Mason was in with Nemanja Vidic, and the struggles of our referee guest were such that after a long period of chasing in vain, Vida threw down the bib and requested a new partner before walking off. Left on his own, Mason stopped and shouted after Vida, “Hey any chance of a bit of help here?” I should mention at this point that no-one really spoke to Vida like that. Safe to say we never let him forget the time he got a b------ing from Lee Mason.
 
I realise that when it comes to referees, I will have the Andy D’Urso incident from 2000 thrown at me when I and a number of team-mates protested a penalty that he – correctly, it turned out –awarded for Jaap Stam’s trip on Juninho in a league game against Middlesbrough.

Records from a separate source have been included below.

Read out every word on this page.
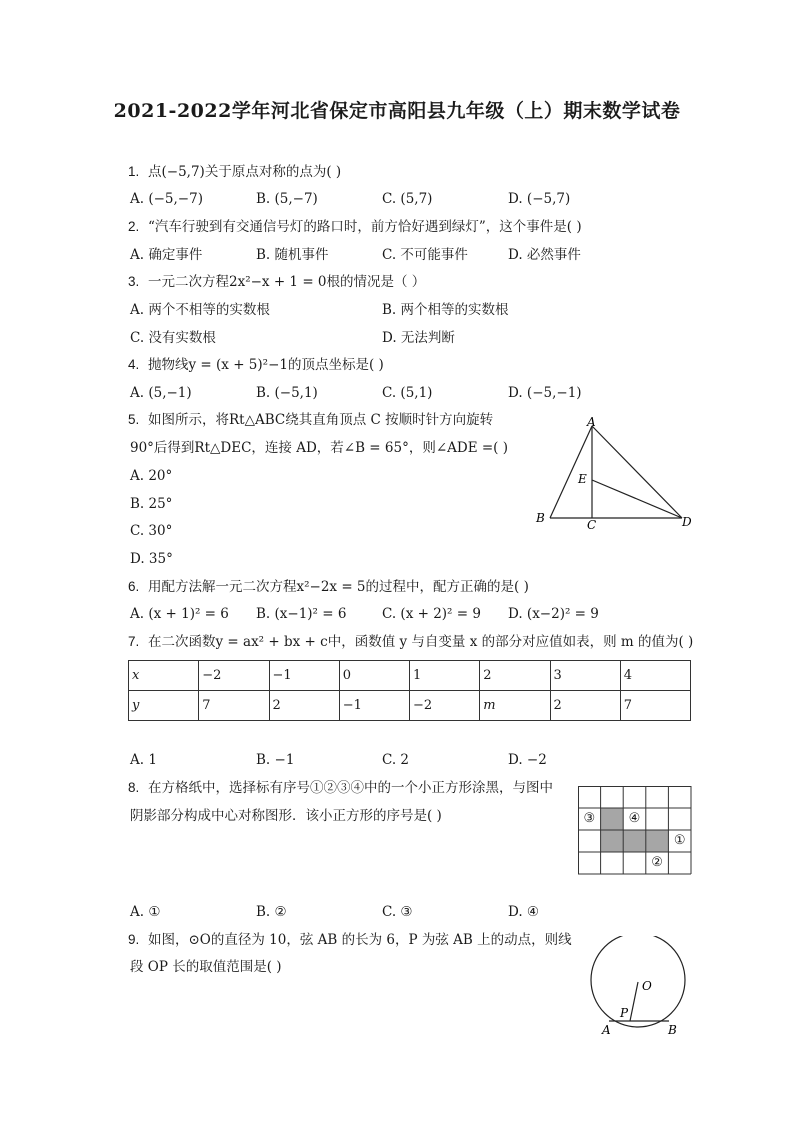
2021-2022学年河北省保定市高阳县九年级（上）期末数学试卷
1. 点(−5,7)关于原点对称的点为( )
A. (−5,−7)	B. (5,−7)	C. (5,7)	D. (−5,7)
2. “汽车行驶到有交通信号灯的路口时，前方恰好遇到绿灯”，这个事件是( )
A. 确定事件	B. 随机事件	C. 不可能事件	D. 必然事件
3. 一元二次方程2x²−x + 1 = 0根的情况是（ ）
A. 两个不相等的实数根	B. 两个相等的实数根
C. 没有实数根	D. 无法判断
4. 抛物线y = (x + 5)²−1的顶点坐标是( )
A. (5,−1)	B. (−5,1)	C. (5,1)	D. (−5,−1)
5. 如图所示，将Rt△ABC绕其直角顶点 C 按顺时针方向旋转
90°后得到Rt△DEC，连接 AD，若∠B = 65°，则∠ADE =( )
A. 20°
B. 25°
C. 30°
D. 35°
A
E
B	C	D
6. 用配方法解一元二次方程x²−2x = 5的过程中，配方正确的是( )
A. (x + 1)² = 6 B. (x−1)² = 6	C. (x + 2)² = 9 D. (x−2)² = 9
7. 在二次函数y = ax² + bx + c中，函数值 y 与自变量 x 的部分对应值如表，则 m 的值为( )
x	−2	−1	0	1	2	3	4
y	7	2	−1	−2	m	2	7
A. 1	B. −1	C. 2	D. −2
8. 在方格纸中，选择标有序号①②③④中的一个小正方形涂黑，与图中
阴影部分构成中心对称图形．该小正方形的序号是( )	③	④
①
②
A. ①	B. ②	C. ③	D. ④
9. 如图，⊙O的直径为 10，弦 AB 的长为 6，P 为弦 AB 上的动点，则线
段 OP 长的取值范围是( )
O
P
A	B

We were wrong, and we should not have gone after him like that, and in the heat of the moment, when you are a chasing a league title, then things can happen.
 
There are others who use that psychological edge very successfully. The Juventus striker Filippo Inzaghi would be offside what seemed like 15 times a game, and every time, whether it was marginal or not, he would berate the linesman. It was obvious what was going on. He wanted the benefit of the doubt. He wanted to plant that seed of doubt, for the linesman to think “I surely can’t give him offside again”. That is where the official has to be strong.
 
We need video assistant referees to help. There is too much at stake. There was a few times at Old Trafford when you would watch an incident replayed on the TV monitor and then go up to tell the fourth official that the referee had got it wrong. His response was pretty standard: “What do you want me to do?”
 
It is not easy. This week alone, the handball incidents in Manchester City’s FA Cup fifth round replay against Huddersfield Town divided people, even after the replays had been pored over. That offside decision that denied Southampton a goal at Wembley in the EFL Cup final was a marginal call. Football does not lend itself to video assistants in the way that rubgy and cricket have breaks in plays, but that does not means we cannot find a way to make it work.
 
The rugby union attitude towards the referee is clearly very different. We do not have that culture in football but I think there is a case for saying that the captain is the sole point of communication. To do that you need him to have some kind of understanding of the challenges facing a referee, and vice versa, and meetings away from the game during the season would help.
 
Referees these days are fitter and better drilled. Since I made my debut 26 years ago they have turned professional and they have those two-weekly briefings at St George’s Park. All of those things have helped them to do a better job but as well as using technological development, we have to get away from the notion of “us and them”.
 
That means players themselves not trying to con referees by diving. It means training referees to manage games and players, and doing that by bringing them into clubs so they are more comfortable communicating with players. We are not trying to influence their decisions, but accepting that in the heat of the battle, when mistakes can be made on both sides. If there is a mature, open dialogue then the game, the spectacle, will be that much better for it.